Description of problem:
- In the context of the ListVolumes optimizations #2249 delivered with the RHOCP 4.16 rebase on vSphere CSI Driver v3.1.2, ListVolumes() is being called every minute in RHOCP 4.16 clusters.
- EDIT, for a brief correction: the PR #2249 above seems to be the Workload Control Plane (WCP) implementation, and PR #2276 is the vanilla controller equivalent change that concerns this bug.
- Bug priority set to Critical as this issue is a blocker for updating over 55 RHOCP clusters from 4.14 to 4.16.

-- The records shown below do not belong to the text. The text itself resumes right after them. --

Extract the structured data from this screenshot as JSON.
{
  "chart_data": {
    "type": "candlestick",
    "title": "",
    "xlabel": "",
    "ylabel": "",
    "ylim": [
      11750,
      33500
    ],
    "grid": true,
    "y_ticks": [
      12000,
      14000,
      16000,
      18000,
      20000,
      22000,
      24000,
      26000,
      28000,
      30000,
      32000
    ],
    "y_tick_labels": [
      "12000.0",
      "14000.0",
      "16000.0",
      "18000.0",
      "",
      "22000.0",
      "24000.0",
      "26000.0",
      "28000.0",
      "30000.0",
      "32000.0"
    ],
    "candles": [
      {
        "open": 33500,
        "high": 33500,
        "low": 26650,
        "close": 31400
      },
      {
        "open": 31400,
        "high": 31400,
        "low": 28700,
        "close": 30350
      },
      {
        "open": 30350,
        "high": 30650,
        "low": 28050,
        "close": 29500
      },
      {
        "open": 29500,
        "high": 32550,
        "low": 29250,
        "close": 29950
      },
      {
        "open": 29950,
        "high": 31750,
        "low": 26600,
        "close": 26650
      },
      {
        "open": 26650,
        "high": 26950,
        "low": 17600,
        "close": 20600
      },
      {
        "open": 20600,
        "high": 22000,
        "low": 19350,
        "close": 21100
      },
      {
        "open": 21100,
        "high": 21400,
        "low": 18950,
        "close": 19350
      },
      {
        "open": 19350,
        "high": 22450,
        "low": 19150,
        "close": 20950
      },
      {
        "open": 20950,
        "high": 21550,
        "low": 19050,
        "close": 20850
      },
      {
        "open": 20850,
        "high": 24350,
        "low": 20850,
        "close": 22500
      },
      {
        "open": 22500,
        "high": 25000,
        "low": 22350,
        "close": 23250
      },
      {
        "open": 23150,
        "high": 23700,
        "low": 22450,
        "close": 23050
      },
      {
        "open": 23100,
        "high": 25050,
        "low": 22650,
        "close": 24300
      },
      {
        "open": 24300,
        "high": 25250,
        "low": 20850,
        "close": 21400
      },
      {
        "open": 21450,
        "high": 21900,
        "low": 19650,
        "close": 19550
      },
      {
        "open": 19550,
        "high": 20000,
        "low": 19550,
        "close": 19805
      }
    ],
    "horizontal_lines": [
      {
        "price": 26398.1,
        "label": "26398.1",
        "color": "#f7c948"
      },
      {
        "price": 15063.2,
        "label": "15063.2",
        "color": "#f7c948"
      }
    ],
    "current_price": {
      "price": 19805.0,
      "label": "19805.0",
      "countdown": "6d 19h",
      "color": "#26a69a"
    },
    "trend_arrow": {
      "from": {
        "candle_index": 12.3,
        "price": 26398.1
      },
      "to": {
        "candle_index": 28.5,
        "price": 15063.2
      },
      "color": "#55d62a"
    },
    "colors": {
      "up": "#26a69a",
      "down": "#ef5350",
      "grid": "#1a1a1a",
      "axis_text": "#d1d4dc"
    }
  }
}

Version-Release number of selected component (if applicable):
4.16 and newer
How reproducible:
Always
Steps to Reproduce:
- Deploy a 4.16.z-stream cluster with thin-csi storage class and watch vmware-vsphere-csi-driver-controller -c csi-driver logs for recurrent ListVolumes() operations on every vSphere CSI Driver CNS volume.
Actual results:
- ListVolumes() is being called every minute in RHOCP 4.16 clusters
- In a context where the customer has over +3000 CNS volumes provisioned and aims to upgrade a +55 RHOCP cluster fleet to 4.16, more than +3000 API calls are being sent every minute to the vCenter API, overloading it and impacting core operations (i.e. stalling volume provisioning, volume deletion, volume updates, etc.)
Expected results:
- A fix for this has been seemingly already brought upstream as part of kubernetes-sigs#3015, but seemingly has yet to be implemented in an upstream driver 3.y.z version
- Therefore, the expectation of this bug if for kubernetes-sigs#3015, merged into the latest RHOCP 4 branch and backported to a 4.16.z-stream
Additional info:
- Tentative workaround has been shared with the customer:
$ oc --context sharedocp416-sbr patch clustercsidriver csi.vsphere.vmware.com --type merge -p "{\"spec\":{\"managementState\":\"Unmanaged\"}}" $ oc --context sharedocp416-sbr -n openshift-cluster-csi-drivers get deploy/vmware-vsphere-csi-driver-controller -o json | jq -r '.spec.template.spec.containers[] | select(.name == "csi-attacher").args' [ "--csi-address=$(ADDRESS)", "--timeout=300s", "--http-endpoint=localhost:8203", "--leader-election", "--leader-election-lease-duration=137s", "--leader-election-renew-deadline=107s", "--leader-election-retry-period=26s", "--v=2" "--reconcile-sync=10m" <<----------------- ADD THE INCREASED RSYNC INTERVAL ]